The student returned from Florida, where COVID-19 cases have been spiking in recent days, and began showing symptoms after attending the ceremony last weekend. He or she then tested positive for the coronavirus, according to officials.

Four more people who were there have since tested positive, officials said. All of them have been self-isolating.

The student also participated in a non-school related Field Night event on June 20, which was also attended by juniors and seniors and students from surrounding school districts, officials said.

“Individuals who attended the graduation ceremony, Field Night event, or events associated with graduation, which continued into June 21, should extend their quarantine period until July 5,” Cuomo’s office said in a press release.

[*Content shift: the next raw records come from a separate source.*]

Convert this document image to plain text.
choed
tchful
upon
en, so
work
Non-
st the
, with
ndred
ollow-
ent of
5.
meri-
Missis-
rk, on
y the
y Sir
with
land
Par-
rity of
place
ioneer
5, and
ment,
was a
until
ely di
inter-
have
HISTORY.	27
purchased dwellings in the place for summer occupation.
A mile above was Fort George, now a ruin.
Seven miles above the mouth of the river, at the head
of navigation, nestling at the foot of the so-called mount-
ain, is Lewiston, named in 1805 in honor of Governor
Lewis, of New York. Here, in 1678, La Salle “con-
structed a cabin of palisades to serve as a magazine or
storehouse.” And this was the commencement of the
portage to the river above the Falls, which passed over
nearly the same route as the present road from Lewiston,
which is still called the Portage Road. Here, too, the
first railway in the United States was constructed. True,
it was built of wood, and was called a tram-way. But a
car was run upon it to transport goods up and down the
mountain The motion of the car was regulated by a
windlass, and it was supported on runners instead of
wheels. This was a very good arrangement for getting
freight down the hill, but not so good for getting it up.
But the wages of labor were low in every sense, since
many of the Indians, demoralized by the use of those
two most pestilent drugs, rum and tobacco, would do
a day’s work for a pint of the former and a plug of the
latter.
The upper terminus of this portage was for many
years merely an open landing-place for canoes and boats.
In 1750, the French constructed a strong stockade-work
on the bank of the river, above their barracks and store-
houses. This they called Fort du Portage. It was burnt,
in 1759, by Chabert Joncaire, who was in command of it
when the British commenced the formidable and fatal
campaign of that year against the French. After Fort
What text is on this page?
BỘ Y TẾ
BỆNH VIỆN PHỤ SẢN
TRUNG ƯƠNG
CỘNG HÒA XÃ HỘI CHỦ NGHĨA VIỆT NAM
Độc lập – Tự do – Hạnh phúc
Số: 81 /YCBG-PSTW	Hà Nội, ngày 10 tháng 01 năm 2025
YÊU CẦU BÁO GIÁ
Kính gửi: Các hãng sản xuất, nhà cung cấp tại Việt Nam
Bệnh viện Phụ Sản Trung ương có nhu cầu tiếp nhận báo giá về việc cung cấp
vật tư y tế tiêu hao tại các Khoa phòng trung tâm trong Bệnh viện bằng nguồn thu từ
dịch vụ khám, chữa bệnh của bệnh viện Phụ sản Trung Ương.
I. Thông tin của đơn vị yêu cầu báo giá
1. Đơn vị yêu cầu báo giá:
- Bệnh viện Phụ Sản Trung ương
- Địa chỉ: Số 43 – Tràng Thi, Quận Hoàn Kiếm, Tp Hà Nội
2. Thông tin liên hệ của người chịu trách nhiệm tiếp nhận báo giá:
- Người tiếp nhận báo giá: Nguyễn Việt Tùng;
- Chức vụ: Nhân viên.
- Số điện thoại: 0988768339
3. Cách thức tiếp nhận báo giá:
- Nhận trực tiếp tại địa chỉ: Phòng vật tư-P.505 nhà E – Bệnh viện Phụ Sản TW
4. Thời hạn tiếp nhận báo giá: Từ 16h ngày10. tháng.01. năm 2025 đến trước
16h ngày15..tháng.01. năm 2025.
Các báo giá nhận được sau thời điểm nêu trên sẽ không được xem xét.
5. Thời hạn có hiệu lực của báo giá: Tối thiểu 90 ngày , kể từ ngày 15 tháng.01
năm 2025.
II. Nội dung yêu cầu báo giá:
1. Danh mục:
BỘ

Health officials are encouraging anybody who attended the graduation ceremony or the Field Night event who may have come in contact with an infected individual to be tested.

The state Department of Health and the Westchester County Health Department are also working with officials from Horace Greeley to identify people who attended the graduation ceremony and any subsequent gatherings where they may have been exposed.

This week, Cuomo and the governors of New Jersey and Connecticut said people visiting the Tri-State from coronavirus hotspot states like Florida and Arizona must quarantine for 14 days.

On Saturday, Cuomo's office also announced that employees will forgo their paid sick leave benefits from New York's COVID-19 paid sick leave law if they engage in non-essential travel to any state that has a positive test rate higher than 10 per 100,000 residents or higher than a 10 percent test positivity rate over a seven-day rolling average. Cuomo's office said the provision doesn't apply if the employee travels for work or at an employer's request.

Less than 1 percent of the COVID-19 tests in New York state on Friday were positive, Cuomo’s office said. Out of 73,262 tests conducted, 703 came back positive—a rate of 0.96 percent.

There were 13 new deaths in the state reported Saturday as the number of hospitalizations continued to decline to 908 statewide.